# Out of this world - Interview with Neil Armstrong



## GaryFish (Sep 7, 2007)

OK. So I know it has nothing to do with the outdoors, or fishing/hunting in Utah, but it is exceptional and worth sharing. Neil Armstrong granted an exclusive interview to a group in Australia and they have posted that interview. If you have any kind interest in that part of our history, it is worth the time to check it out.

http://thebottomline.cpaaustralia.com.au/


----------



## wyogoob (Sep 7, 2007)

Thanks Gary. I finally finished watching the last of the series last night.

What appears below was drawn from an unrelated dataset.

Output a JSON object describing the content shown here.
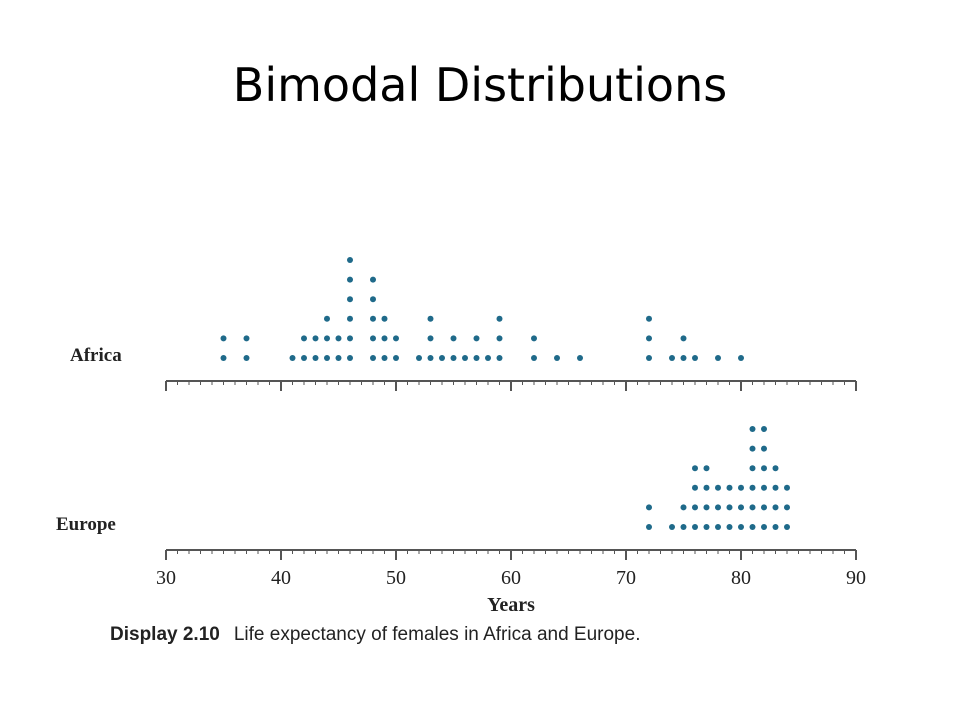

What a great part of American history and what a hero Neil Armstrong was.


----------



## GaryFish (Sep 7, 2007)

Glad you enjoyed it Goob. I made my kids sit down and we watched all the segments together as a family one night. My only thing is I wish we had watched it before we went to the Smithsonian Air & Space Museum a couple years ago. That would have been far more meaningful if we would have done that.


----------



## Bax* (Dec 14, 2008)

What a cool video! I loved how humble Neil Armstrong was. Considering what an amazing feat he had accomplished with his crew, he didnt toot his horn and say "hey, look at how awesome I am." I wish we still had people like that to look to in the world today.



JFK said:


> "We choose to do ... these things, not because they are easy but because they are hard."


----------



## GaryFish (Sep 7, 2007)

Armstrong is an interesting dude. After his NASA career, he became an engineering professor in Ohio and pretty much disappeared from the public view, unlike Aldrin. Which is interesting in its own right. It had been decades since he had done any kind of recorded interview. I think of how much I learned from this interview, and how much my kids learned. I love his humble approach. At the same time, I am kind of sad he hasn't done more interviews. Not to toot his own horn, but to do as he did in this interview - talk about problem solving, team work, overcoming obstacles, etc.... So many could benefit from his humble yet interesting demeanor. There were so many lessons in leadership, vision, work, and life in this. From a guy that has an instant hook. Many people could really benefit from his message. I wish he would share it more.


----------



## Bax* (Dec 14, 2008)

GaryFish said:


> Armstrong is an interesting dude. After his NASA career, he became an engineering professor in Ohio and pretty much disappeared from the public view, unlike Aldrin. Which is interesting in its own right. It had been decades since he had done any kind of recorded interview. I think of how much I learned from this interview, and how much my kids learned. I love his humble approach. At the same time, I am kind of sad he hasn't done more interviews. Not to toot his own horn, but to do as he did in this interview - talk about problem solving, team work, overcoming obstacles, etc.... So many could benefit from his humble yet interesting demeanor. There were so many lessons in leadership, vision, work, and life in this. From a guy that has an instant hook. Many people could really benefit from his message. I wish he would share it more.


Good insight. A guy like that could really inspire rising generations to reach beyond the mark and do amazing things


----------